8. Better standards are needed for corporate governance and the Guidelines on Corporate Governance being developed in the OECD must include the trade union proposals for achieving broad corporate responsibility to stakeholders in society. Action must also be stepped up to combat bribery and corruption on the basis of the OECD instruments, and implemented in co-operation with the social partners. 

Changing the Social Face of Globalisation  

9. The crisis has demonstrated the danger of ignoring the social dimension of globalisation. Financial and social stability are closely inter-linked. Stabilisation policies that lead to social explosions will fail and further undermine the credibility of the IMF and World Bank. Social dialogue between governments, trade unions, employers and other representative bodies is also necessary to build consensus over national social and economic development goals and means of action. Strong social institutions, including free trade unions, are vital to the development of human resources and the mediation of disputes about the allocation of resources. 

10. Competitive advantage will lie with those countries that have strong social cohesion built on investment in education and training, health-care and a sound industrial relations system, founded on core labour standards. The most successful countries, both developed and developing, will be those with institutions that are able to balance and rebalance the market pressures of flexibility and dynamism with the social pressures for security and dignity. People must be entitled to a say on their terms and conditions of employment, and economic development. 
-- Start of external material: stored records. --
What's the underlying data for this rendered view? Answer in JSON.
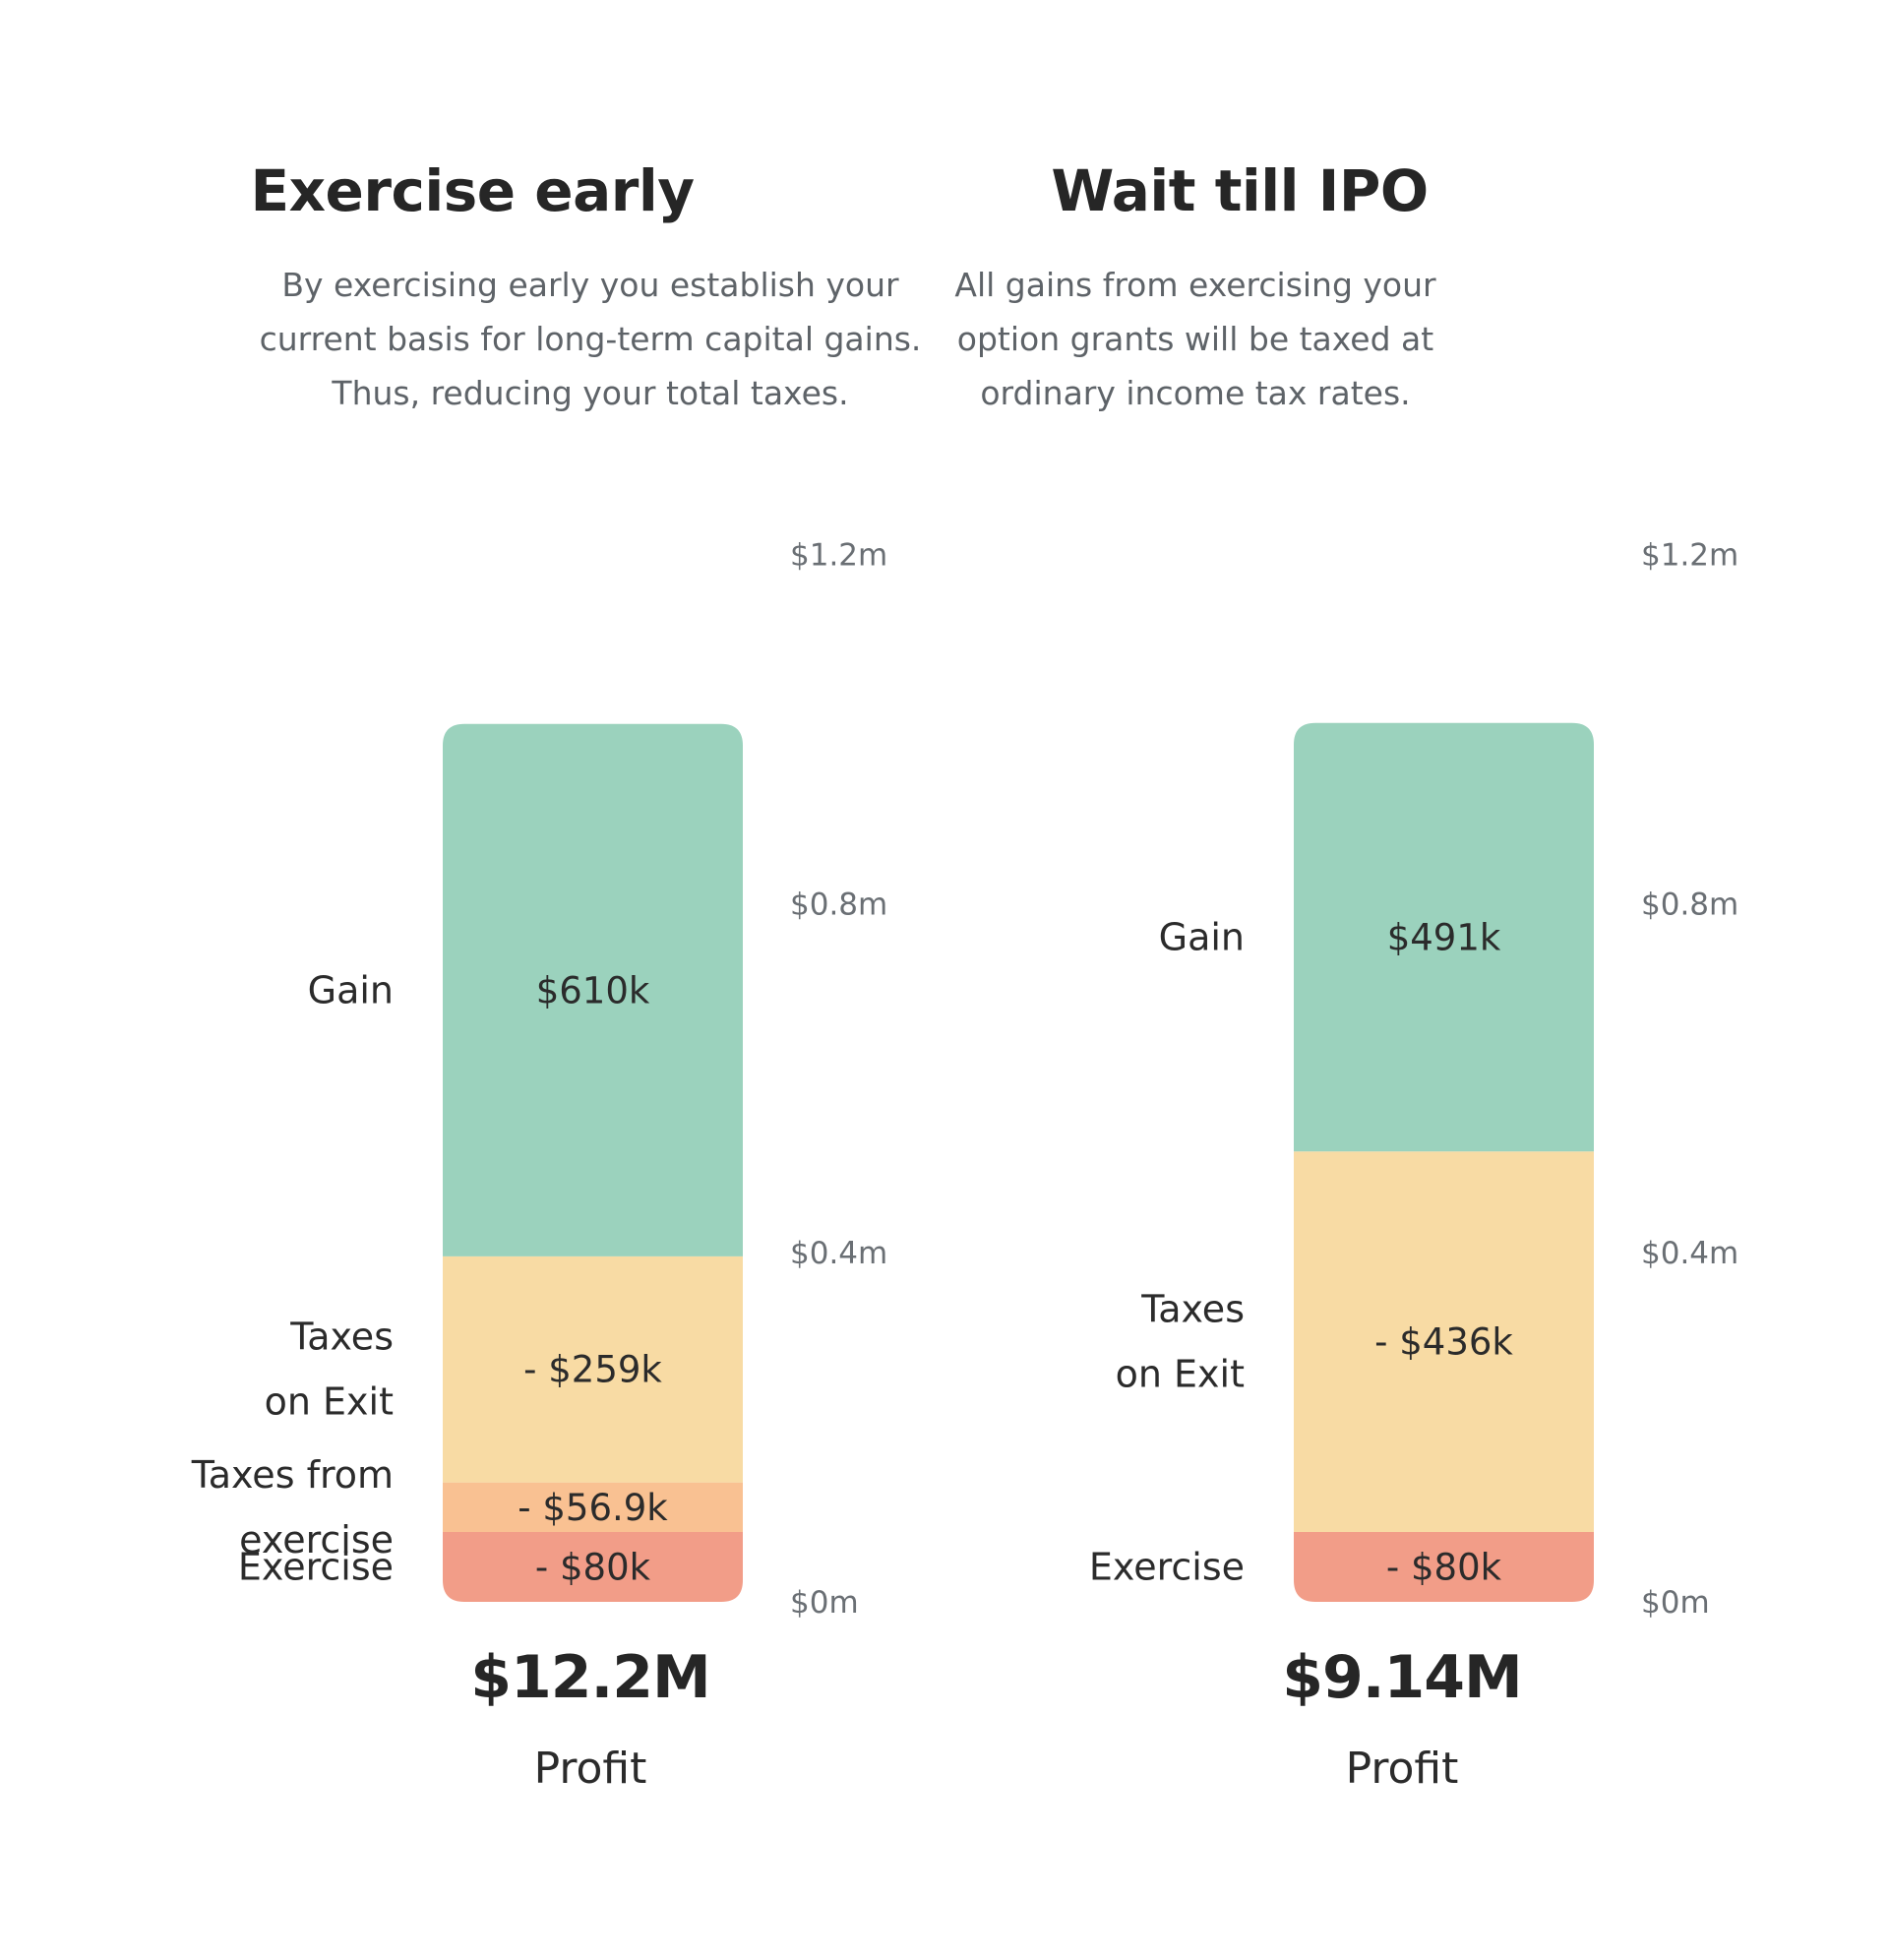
{
  "colors": {
    "gain": "#9bd2bd",
    "taxes_on_exit": "#f8dba4",
    "taxes_from_exercise": "#f9c192",
    "exercise": "#f29d88",
    "text": "#2b2b2b",
    "muted": "#6a6f74"
  },
  "chart_data": [
    {
      "type": "bar",
      "stacked": true,
      "title": "Exercise early",
      "subtitle_lines": [
        "By exercising early you establish your",
        "current basis for long-term capital gains.",
        "Thus, reducing your total taxes."
      ],
      "ylim": [
        0,
        1.2
      ],
      "yticks": [
        0,
        0.4,
        0.8,
        1.2
      ],
      "ytick_labels": [
        "$0m",
        "$0.4m",
        "$0.8m",
        "$1.2m"
      ],
      "segments": [
        {
          "key": "exercise",
          "category_lines": [
            "Exercise"
          ],
          "value": 0.08,
          "value_label": "- $80k",
          "color": "#f29d88"
        },
        {
          "key": "taxes_from_exercise",
          "category_lines": [
            "Taxes from",
            "exercise"
          ],
          "value": 0.0569,
          "value_label": "- $56.9k",
          "color": "#f9c192"
        },
        {
          "key": "taxes_on_exit",
          "category_lines": [
            "Taxes",
            "on Exit"
          ],
          "value": 0.259,
          "value_label": "- $259k",
          "color": "#f8dba4"
        },
        {
          "key": "gain",
          "category_lines": [
            "Gain"
          ],
          "value": 0.61,
          "value_label": "$610k",
          "color": "#9bd2bd"
        }
      ],
      "total": "$12.2M",
      "total_label": "Profit"
    },
    {
      "type": "bar",
      "stacked": true,
      "title": "Wait till IPO",
      "subtitle_lines": [
        "All gains from exercising your",
        "option grants will be taxed at",
        "ordinary income tax rates."
      ],
      "ylim": [
        0,
        1.2
      ],
      "yticks": [
        0,
        0.4,
        0.8,
        1.2
      ],
      "ytick_labels": [
        "$0m",
        "$0.4m",
        "$0.8m",
        "$1.2m"
      ],
      "segments": [
        {
          "key": "exercise",
          "category_lines": [
            "Exercise"
          ],
          "value": 0.08,
          "value_label": "- $80k",
          "color": "#f29d88"
        },
        {
          "key": "taxes_on_exit",
          "category_lines": [
            "Taxes",
            "on Exit"
          ],
          "value": 0.436,
          "value_label": "- $436k",
          "color": "#f8dba4"
        },
        {
          "key": "gain",
          "category_lines": [
            "Gain"
          ],
          "value": 0.491,
          "value_label": "$491k",
          "color": "#9bd2bd"
        }
      ],
      "total": "$9.14M",
      "total_label": "Profit"
    }
  ]
}
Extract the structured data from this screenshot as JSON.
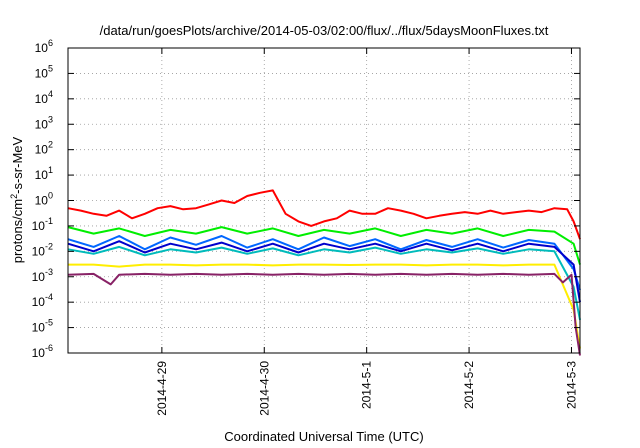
{
  "chart_data": {
    "type": "line",
    "title": "/data/run/goesPlots/archive/2014-05-03/02:00/flux/../flux/5daysMoonFluxes.txt",
    "xlabel": "Coordinated Universal Time (UTC)",
    "ylabel": {
      "base": "protons/cm",
      "sup": "2",
      "rest": "-s-sr-MeV"
    },
    "y_scale": "log",
    "ylim": [
      1e-06,
      1000000.0
    ],
    "y_ticks": [
      {
        "value": 1e-06,
        "base": "10",
        "exp": "-6"
      },
      {
        "value": 1e-05,
        "base": "10",
        "exp": "-5"
      },
      {
        "value": 0.0001,
        "base": "10",
        "exp": "-4"
      },
      {
        "value": 0.001,
        "base": "10",
        "exp": "-3"
      },
      {
        "value": 0.01,
        "base": "10",
        "exp": "-2"
      },
      {
        "value": 0.1,
        "base": "10",
        "exp": "-1"
      },
      {
        "value": 1.0,
        "base": "10",
        "exp": "0"
      },
      {
        "value": 10.0,
        "base": "10",
        "exp": "1"
      },
      {
        "value": 100.0,
        "base": "10",
        "exp": "2"
      },
      {
        "value": 1000.0,
        "base": "10",
        "exp": "3"
      },
      {
        "value": 10000.0,
        "base": "10",
        "exp": "4"
      },
      {
        "value": 100000.0,
        "base": "10",
        "exp": "5"
      },
      {
        "value": 1000000.0,
        "base": "10",
        "exp": "6"
      }
    ],
    "x_type": "date",
    "xlim": [
      "2014-04-28T02:00",
      "2014-05-03T02:00"
    ],
    "x_ticks": [
      {
        "value": "2014-04-29T00:00",
        "label": "2014-4-29"
      },
      {
        "value": "2014-04-30T00:00",
        "label": "2014-4-30"
      },
      {
        "value": "2014-05-01T00:00",
        "label": "2014-5-1"
      },
      {
        "value": "2014-05-02T00:00",
        "label": "2014-5-2"
      },
      {
        "value": "2014-05-03T00:00",
        "label": "2014-5-3"
      }
    ],
    "grid": true,
    "legend": "none",
    "series": [
      {
        "color": "#ff0000",
        "x": [
          "2014-04-28T02:00",
          "2014-04-28T05:00",
          "2014-04-28T08:00",
          "2014-04-28T11:00",
          "2014-04-28T14:00",
          "2014-04-28T17:00",
          "2014-04-28T20:00",
          "2014-04-28T23:00",
          "2014-04-29T02:00",
          "2014-04-29T05:00",
          "2014-04-29T08:00",
          "2014-04-29T11:00",
          "2014-04-29T14:00",
          "2014-04-29T17:00",
          "2014-04-29T20:00",
          "2014-04-29T23:00",
          "2014-04-30T02:00",
          "2014-04-30T05:00",
          "2014-04-30T08:00",
          "2014-04-30T11:00",
          "2014-04-30T14:00",
          "2014-04-30T17:00",
          "2014-04-30T20:00",
          "2014-04-30T23:00",
          "2014-05-01T02:00",
          "2014-05-01T05:00",
          "2014-05-01T08:00",
          "2014-05-01T11:00",
          "2014-05-01T14:00",
          "2014-05-01T17:00",
          "2014-05-01T20:00",
          "2014-05-01T23:00",
          "2014-05-02T02:00",
          "2014-05-02T05:00",
          "2014-05-02T08:00",
          "2014-05-02T11:00",
          "2014-05-02T14:00",
          "2014-05-02T17:00",
          "2014-05-02T20:00",
          "2014-05-02T23:00",
          "2014-05-03T00:30",
          "2014-05-03T02:00"
        ],
        "values": [
          0.5,
          0.4,
          0.3,
          0.25,
          0.4,
          0.2,
          0.3,
          0.5,
          0.6,
          0.45,
          0.5,
          0.7,
          1.0,
          0.8,
          1.5,
          2.0,
          2.5,
          0.3,
          0.15,
          0.1,
          0.15,
          0.2,
          0.4,
          0.3,
          0.3,
          0.5,
          0.4,
          0.3,
          0.2,
          0.25,
          0.3,
          0.35,
          0.3,
          0.4,
          0.3,
          0.35,
          0.4,
          0.35,
          0.5,
          0.45,
          0.15,
          0.03
        ]
      },
      {
        "color": "#00ee00",
        "x": [
          "2014-04-28T02:00",
          "2014-04-28T08:00",
          "2014-04-28T14:00",
          "2014-04-28T20:00",
          "2014-04-29T02:00",
          "2014-04-29T08:00",
          "2014-04-29T14:00",
          "2014-04-29T20:00",
          "2014-04-30T02:00",
          "2014-04-30T08:00",
          "2014-04-30T14:00",
          "2014-04-30T20:00",
          "2014-05-01T02:00",
          "2014-05-01T08:00",
          "2014-05-01T14:00",
          "2014-05-01T20:00",
          "2014-05-02T02:00",
          "2014-05-02T08:00",
          "2014-05-02T14:00",
          "2014-05-02T20:00",
          "2014-05-03T00:30",
          "2014-05-03T02:00"
        ],
        "values": [
          0.09,
          0.05,
          0.08,
          0.04,
          0.07,
          0.05,
          0.09,
          0.05,
          0.08,
          0.04,
          0.07,
          0.05,
          0.08,
          0.04,
          0.07,
          0.05,
          0.08,
          0.04,
          0.07,
          0.06,
          0.02,
          0.003
        ]
      },
      {
        "color": "#00bbbb",
        "x": [
          "2014-04-28T02:00",
          "2014-04-28T08:00",
          "2014-04-28T14:00",
          "2014-04-28T20:00",
          "2014-04-29T02:00",
          "2014-04-29T08:00",
          "2014-04-29T14:00",
          "2014-04-29T20:00",
          "2014-04-30T02:00",
          "2014-04-30T08:00",
          "2014-04-30T14:00",
          "2014-04-30T20:00",
          "2014-05-01T02:00",
          "2014-05-01T08:00",
          "2014-05-01T14:00",
          "2014-05-01T20:00",
          "2014-05-02T02:00",
          "2014-05-02T08:00",
          "2014-05-02T14:00",
          "2014-05-02T20:00",
          "2014-05-03T00:30",
          "2014-05-03T02:00"
        ],
        "values": [
          0.012,
          0.008,
          0.015,
          0.007,
          0.012,
          0.009,
          0.014,
          0.008,
          0.013,
          0.007,
          0.012,
          0.009,
          0.014,
          0.008,
          0.012,
          0.009,
          0.013,
          0.008,
          0.012,
          0.01,
          0.0004,
          2e-05
        ]
      },
      {
        "color": "#0066ff",
        "x": [
          "2014-04-28T02:00",
          "2014-04-28T08:00",
          "2014-04-28T14:00",
          "2014-04-28T20:00",
          "2014-04-29T02:00",
          "2014-04-29T08:00",
          "2014-04-29T14:00",
          "2014-04-29T20:00",
          "2014-04-30T02:00",
          "2014-04-30T08:00",
          "2014-04-30T14:00",
          "2014-04-30T20:00",
          "2014-05-01T02:00",
          "2014-05-01T08:00",
          "2014-05-01T14:00",
          "2014-05-01T20:00",
          "2014-05-02T02:00",
          "2014-05-02T08:00",
          "2014-05-02T14:00",
          "2014-05-02T20:00",
          "2014-05-03T00:30",
          "2014-05-03T02:00"
        ],
        "values": [
          0.03,
          0.015,
          0.04,
          0.012,
          0.035,
          0.018,
          0.04,
          0.014,
          0.03,
          0.012,
          0.035,
          0.016,
          0.03,
          0.012,
          0.028,
          0.015,
          0.03,
          0.014,
          0.028,
          0.02,
          0.002,
          0.0003
        ]
      },
      {
        "color": "#0000cc",
        "x": [
          "2014-04-28T02:00",
          "2014-04-28T08:00",
          "2014-04-28T14:00",
          "2014-04-28T20:00",
          "2014-04-29T02:00",
          "2014-04-29T08:00",
          "2014-04-29T14:00",
          "2014-04-29T20:00",
          "2014-04-30T02:00",
          "2014-04-30T08:00",
          "2014-04-30T14:00",
          "2014-04-30T20:00",
          "2014-05-01T02:00",
          "2014-05-01T08:00",
          "2014-05-01T14:00",
          "2014-05-01T20:00",
          "2014-05-02T02:00",
          "2014-05-02T08:00",
          "2014-05-02T14:00",
          "2014-05-02T20:00",
          "2014-05-03T00:30",
          "2014-05-03T02:00"
        ],
        "values": [
          0.02,
          0.01,
          0.025,
          0.009,
          0.02,
          0.012,
          0.022,
          0.01,
          0.02,
          0.009,
          0.02,
          0.012,
          0.02,
          0.01,
          0.02,
          0.011,
          0.02,
          0.01,
          0.02,
          0.015,
          0.003,
          0.0001
        ]
      },
      {
        "color": "#ffee00",
        "x": [
          "2014-04-28T02:00",
          "2014-04-28T08:00",
          "2014-04-28T14:00",
          "2014-04-28T20:00",
          "2014-04-29T02:00",
          "2014-04-29T08:00",
          "2014-04-29T14:00",
          "2014-04-29T20:00",
          "2014-04-30T02:00",
          "2014-04-30T08:00",
          "2014-04-30T14:00",
          "2014-04-30T20:00",
          "2014-05-01T02:00",
          "2014-05-01T08:00",
          "2014-05-01T14:00",
          "2014-05-01T20:00",
          "2014-05-02T02:00",
          "2014-05-02T08:00",
          "2014-05-02T14:00",
          "2014-05-02T20:00",
          "2014-05-03T00:30",
          "2014-05-03T02:00"
        ],
        "values": [
          0.003,
          0.003,
          0.0025,
          0.003,
          0.003,
          0.0028,
          0.003,
          0.003,
          0.0028,
          0.003,
          0.003,
          0.0029,
          0.003,
          0.003,
          0.0028,
          0.003,
          0.003,
          0.0028,
          0.003,
          0.003,
          5e-05,
          1.5e-06
        ]
      },
      {
        "color": "#882266",
        "x": [
          "2014-04-28T02:00",
          "2014-04-28T08:00",
          "2014-04-28T12:00",
          "2014-04-28T14:00",
          "2014-04-28T20:00",
          "2014-04-29T02:00",
          "2014-04-29T08:00",
          "2014-04-29T14:00",
          "2014-04-29T20:00",
          "2014-04-30T02:00",
          "2014-04-30T08:00",
          "2014-04-30T14:00",
          "2014-04-30T20:00",
          "2014-05-01T02:00",
          "2014-05-01T08:00",
          "2014-05-01T14:00",
          "2014-05-01T20:00",
          "2014-05-02T02:00",
          "2014-05-02T08:00",
          "2014-05-02T14:00",
          "2014-05-02T20:00",
          "2014-05-02T22:00",
          "2014-05-03T00:00",
          "2014-05-03T01:00",
          "2014-05-03T02:00"
        ],
        "values": [
          0.0012,
          0.0013,
          0.0005,
          0.0012,
          0.0013,
          0.0012,
          0.0013,
          0.0012,
          0.0013,
          0.0012,
          0.0013,
          0.0012,
          0.0013,
          0.0012,
          0.0013,
          0.0012,
          0.0013,
          0.0012,
          0.0013,
          0.0012,
          0.0013,
          0.0006,
          0.0012,
          1e-05,
          8e-07
        ]
      }
    ]
  }
}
11. A new architecture for global financial stability and sustainable development must include a Social Code. Action is needed to: 

- Reform of the IMF and World Bank, as called for by the UN's Copenhagen Summit for Social Development, so that structural adjustment programmes promote good governance and respect for human rights and core labour standards, increased employment and poverty reduction, rather than current policies of austerity; 
- The implementation by all relevant international institutions of the ILO Declaration on Fundamental Principles and Rights at Work; 
- Active debate in the WTO to ensure that the 1999 WTO Ministerial meeting includes core labour standards as a subject for negotiation in any new round of trade negotiations; practical measures to strengthen co-operation between the ILO and WTO; and the covering of core labour standards in trade policy reviews; 
- Learning the lessons of the failure of MAI negotiations so that future multilateral rules governing international investment balance the responsibilities and not just the rights of investors including among other things binding commitments to observe core labour standards. 
12. Preventing a global slump and building the foundations for recovery and sustainable development is a challenge to the leadership of the world’s major democracies in the industrialised and developed world. Globalisation is man-made and not a force of nature, even if at the present time it often gives the appearance of being out of control. The world could revert to nationalism and isolationism. However, such a trend would prevent any global effort to eliminate poverty, and destabilise international relations and the quest for peace, security and disarmament. The real question facing the international community is: does the political will exist to build international policies and institutions to manage the process of globalisation to meet the needs and aspirations of people?